The Washington Post reported Sunday night that some 200 of those deportees, allegedly members of a Venezuelan gang, would spend the next year doing forced labor in an El Salvadoran prison, with the United States paying El Salvador. The Trump White House has not shown that they have been convicted or even accused of crimes in the United States (or El Salvador or Venezuela), which is the only circumstance under which forced labor is permitted since the passage of the Thirteenth Amendment

Meanwhile, a second judge in an unrelated case ordered the Trump administration to explain why it had "willfully disobeyed" his order regarding the deportation of a Boston physician with a lawful work visa.

In many recent cases, the Trump administration has pointedly refrained from offering any proof or allegations of bad conduct that would allow for deportation or arrest under the law. In some of them, that is almost certainly because there is no such allegation to be made. But Trump seems eager to assert that he, and not courts or Congress or the Constitution that gives Congress the power to make laws regarding immigration, is the only authority that matters.

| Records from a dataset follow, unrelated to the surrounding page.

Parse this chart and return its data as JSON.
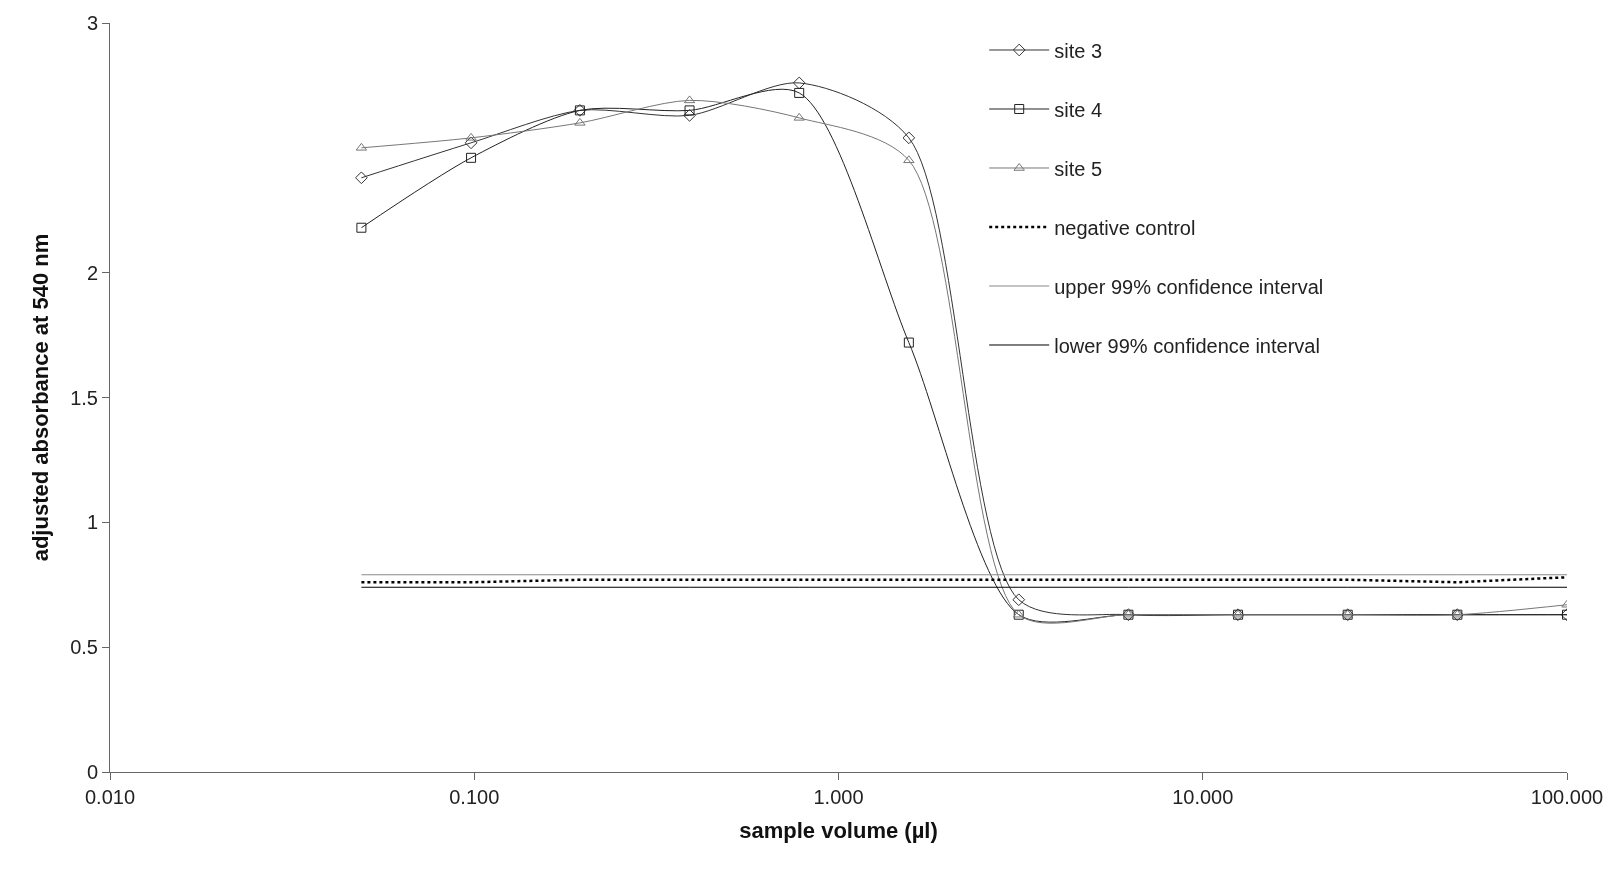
{
  "chart_data": {
    "type": "line",
    "xlabel": "sample volume (µl)",
    "ylabel": "adjusted absorbance at 540 nm",
    "log": "x",
    "xlim": [
      0.01,
      100
    ],
    "xticks": [
      {
        "value": 0.01,
        "label": "0.010"
      },
      {
        "value": 0.1,
        "label": "0.100"
      },
      {
        "value": 1,
        "label": "1.000"
      },
      {
        "value": 10,
        "label": "10.000"
      },
      {
        "value": 100,
        "label": "100.000"
      }
    ],
    "ylim": [
      0,
      3
    ],
    "yticks": [
      0,
      0.5,
      1,
      1.5,
      2,
      3
    ],
    "legend": "top right",
    "x": [
      0.049,
      0.098,
      0.195,
      0.39,
      0.78,
      1.56,
      3.125,
      6.25,
      12.5,
      25,
      50,
      100
    ],
    "series": [
      {
        "name": "site 3",
        "color": "#333333",
        "marker": "diamond",
        "line_style": "solid",
        "values": [
          2.38,
          2.52,
          2.65,
          2.63,
          2.76,
          2.54,
          0.69,
          0.63,
          0.63,
          0.63,
          0.63,
          0.63
        ]
      },
      {
        "name": "site 4",
        "color": "#222222",
        "marker": "square",
        "line_style": "solid",
        "values": [
          2.18,
          2.46,
          2.65,
          2.65,
          2.72,
          1.72,
          0.63,
          0.63,
          0.63,
          0.63,
          0.63,
          0.63
        ]
      },
      {
        "name": "site 5",
        "color": "#777777",
        "marker": "triangle",
        "line_style": "solid",
        "values": [
          2.5,
          2.54,
          2.6,
          2.69,
          2.62,
          2.45,
          0.63,
          0.63,
          0.63,
          0.63,
          0.63,
          0.67
        ]
      },
      {
        "name": "negative control",
        "color": "#000000",
        "marker": "none",
        "line_style": "dotted",
        "values": [
          0.76,
          0.76,
          0.77,
          0.77,
          0.77,
          0.77,
          0.77,
          0.77,
          0.77,
          0.77,
          0.76,
          0.78
        ]
      },
      {
        "name": "upper 99% confidence interval",
        "color": "#888888",
        "marker": "none",
        "line_style": "solid",
        "values": [
          0.79,
          0.79,
          0.79,
          0.79,
          0.79,
          0.79,
          0.79,
          0.79,
          0.79,
          0.79,
          0.79,
          0.79
        ]
      },
      {
        "name": "lower 99% confidence interval",
        "color": "#000000",
        "marker": "none",
        "line_style": "solid",
        "values": [
          0.74,
          0.74,
          0.74,
          0.74,
          0.74,
          0.74,
          0.74,
          0.74,
          0.74,
          0.74,
          0.74,
          0.74
        ]
      }
    ]
  }
}
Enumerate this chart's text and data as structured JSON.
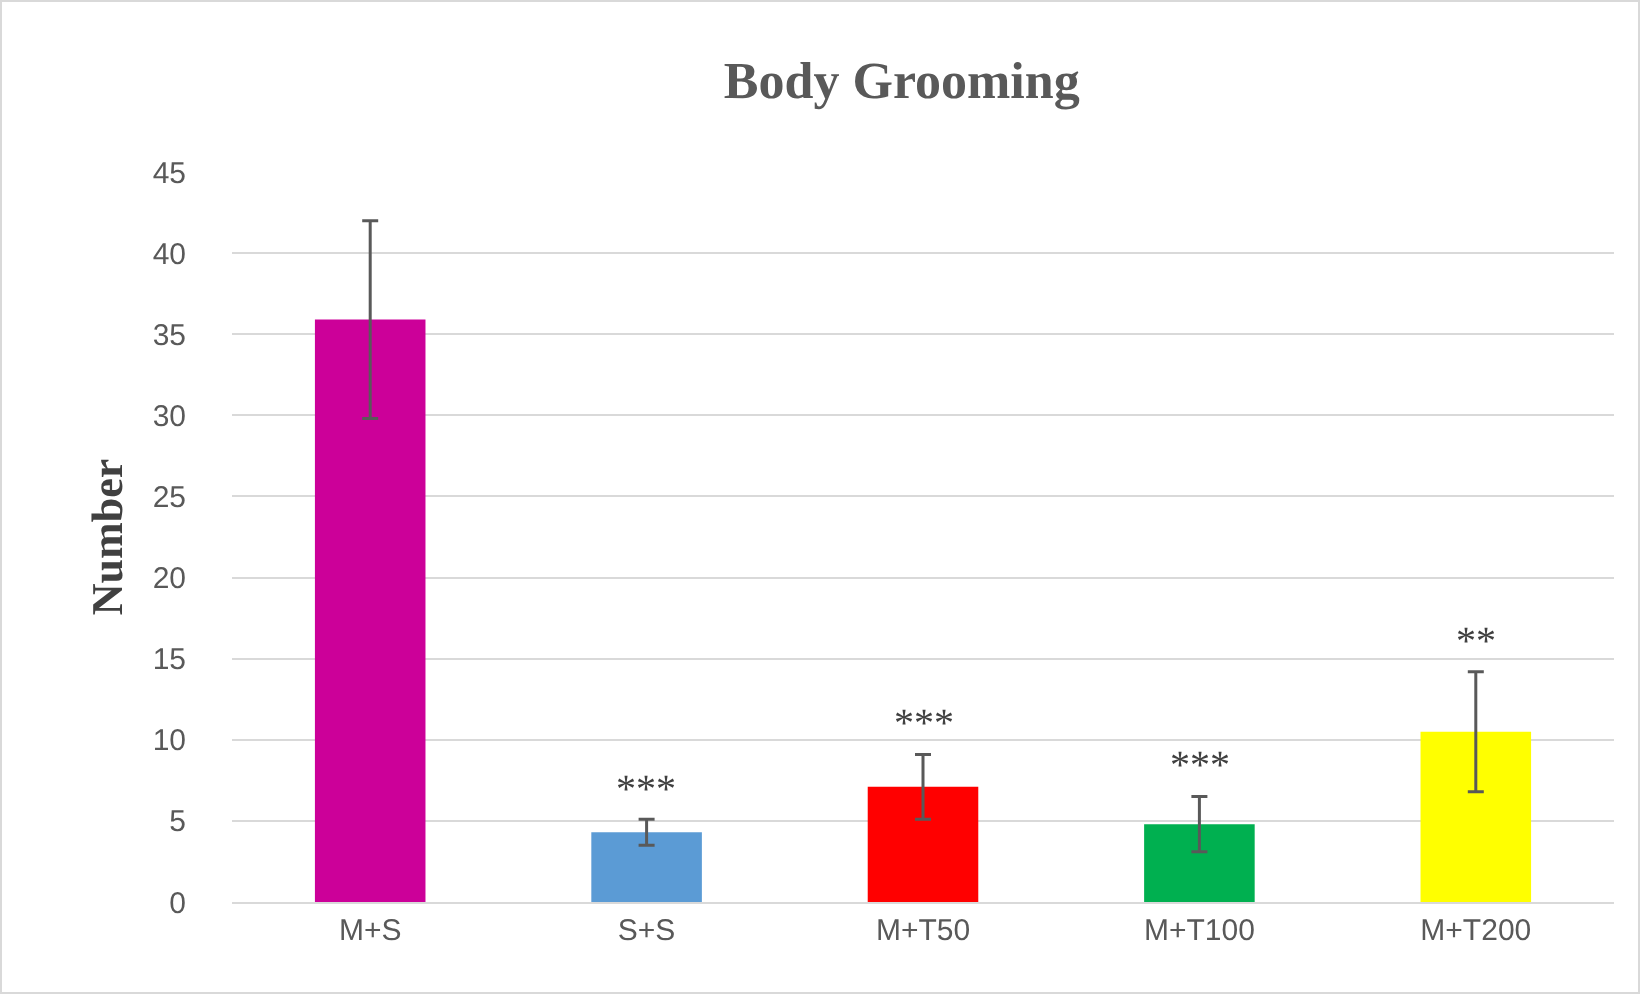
{
  "chart_data": {
    "type": "bar",
    "title": "Body Grooming",
    "ylabel": "Number",
    "categories": [
      "M+S",
      "S+S",
      "M+T50",
      "M+T100",
      "M+T200"
    ],
    "values": [
      35.9,
      4.3,
      7.1,
      4.8,
      10.5
    ],
    "colors": [
      "#cc0099",
      "#5b9bd5",
      "#ff0000",
      "#00b050",
      "#ffff00"
    ],
    "errors": [
      6.1,
      0.8,
      2,
      1.7,
      3.7
    ],
    "ylim": [
      0,
      45
    ],
    "yticks": [
      0,
      5,
      10,
      15,
      20,
      25,
      30,
      35,
      40,
      45
    ],
    "grid": "y",
    "annotations": [
      {
        "text": "***",
        "x": "S+S",
        "y": 5.1
      },
      {
        "text": "***",
        "x": "M+T50",
        "y": 9.1
      },
      {
        "text": "***",
        "x": "M+T100",
        "y": 6.5
      },
      {
        "text": "**",
        "x": "M+T200",
        "y": 14.2
      }
    ]
  }
}
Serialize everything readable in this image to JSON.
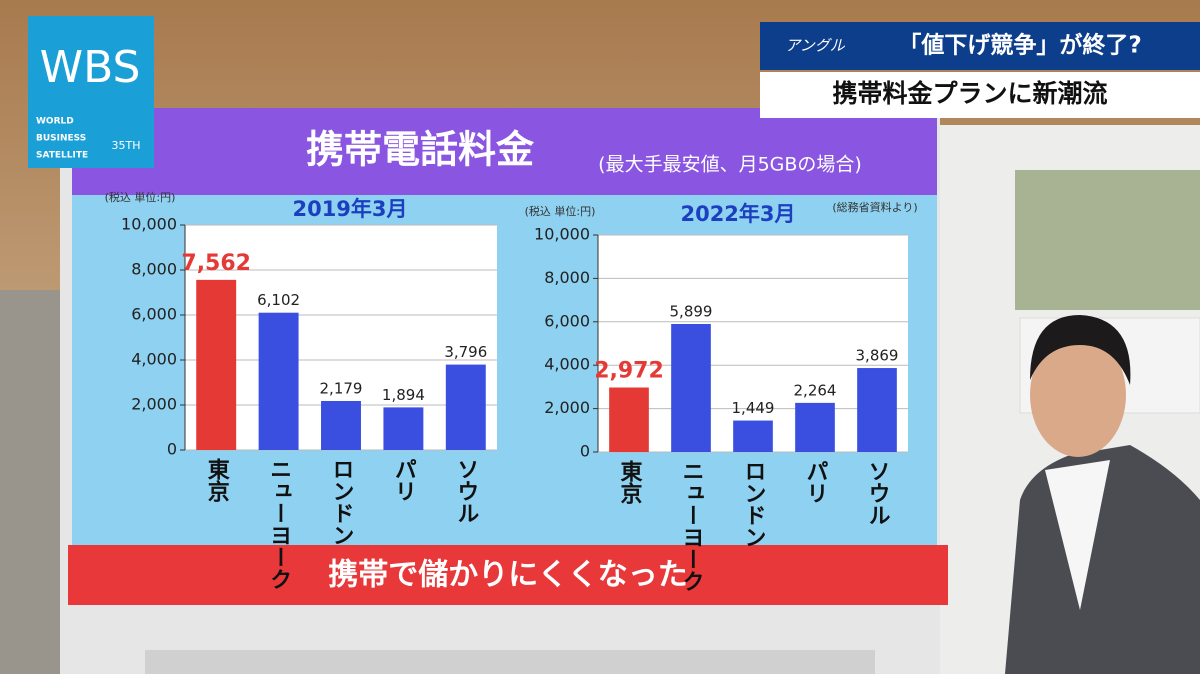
{
  "logo": {
    "letters": "WBS",
    "lines": [
      "WORLD",
      "BUSINESS",
      "SATELLITE"
    ],
    "anniversary": "35TH"
  },
  "headline": {
    "corner": "アングル",
    "line1": "「値下げ競争」が終了?",
    "line2": "携帯料金プランに新潮流"
  },
  "board": {
    "title": "携帯電話料金",
    "subtitle": "(最大手最安値、月5GBの場合)",
    "banner": "携帯で儲かりにくくなった"
  },
  "chart_data": [
    {
      "type": "bar",
      "title": "2019年3月",
      "unit": "(税込 単位:円)",
      "categories": [
        "東京",
        "ニューヨーク",
        "ロンドン",
        "パリ",
        "ソウル"
      ],
      "values": [
        7562,
        6102,
        2179,
        1894,
        3796
      ],
      "value_labels": [
        "7,562",
        "6,102",
        "2,179",
        "1,894",
        "3,796"
      ],
      "colors": [
        "#e53935",
        "#3a4fe0",
        "#3a4fe0",
        "#3a4fe0",
        "#3a4fe0"
      ],
      "ylim": [
        0,
        10000
      ],
      "yticks": [
        0,
        {
          "value": 2000,
          "label": "2,000"
        },
        {
          "value": 4000,
          "label": "4,000"
        },
        {
          "value": 6000,
          "label": "6,000"
        },
        {
          "value": 8000,
          "label": "8,000"
        },
        {
          "value": 10000,
          "label": "10,000"
        }
      ],
      "grid": true
    },
    {
      "type": "bar",
      "title": "2022年3月",
      "unit": "(税込 単位:円)",
      "source": "(総務省資料より)",
      "categories": [
        "東京",
        "ニューヨーク",
        "ロンドン",
        "パリ",
        "ソウル"
      ],
      "values": [
        2972,
        5899,
        1449,
        2264,
        3869
      ],
      "value_labels": [
        "2,972",
        "5,899",
        "1,449",
        "2,264",
        "3,869"
      ],
      "colors": [
        "#e53935",
        "#3a4fe0",
        "#3a4fe0",
        "#3a4fe0",
        "#3a4fe0"
      ],
      "ylim": [
        0,
        10000
      ],
      "yticks": [
        0,
        {
          "value": 2000,
          "label": "2,000"
        },
        {
          "value": 4000,
          "label": "4,000"
        },
        {
          "value": 6000,
          "label": "6,000"
        },
        {
          "value": 8000,
          "label": "8,000"
        },
        {
          "value": 10000,
          "label": "10,000"
        }
      ],
      "grid": true
    }
  ]
}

Trump, who has recently floated the idea of selling American citizenship to the highest bidder, has some personal connection with the intricacies of immigration law. He's twice married women who appear to have broken immigration law en route to obtaining citizenship through him, and bent the rules to benefit his most recent set of in-laws who would otherwise be ineligible for citizenship.

Why does this matter?

  • There is literally nothing in Trump's theory of his powers that would prevent him from deporting anyone to an El Salvadoran slave labor camp at taxpayer expense.

  • No matter how many times he claims otherwise, the president is not a king.
  • Claiming the power to expel "undesirables" without due process or put them in internment camps is textbook authoritarianism.
  • Democracy is based on the rule of law—and respect for the law—not the personal desires or ambitions of one person.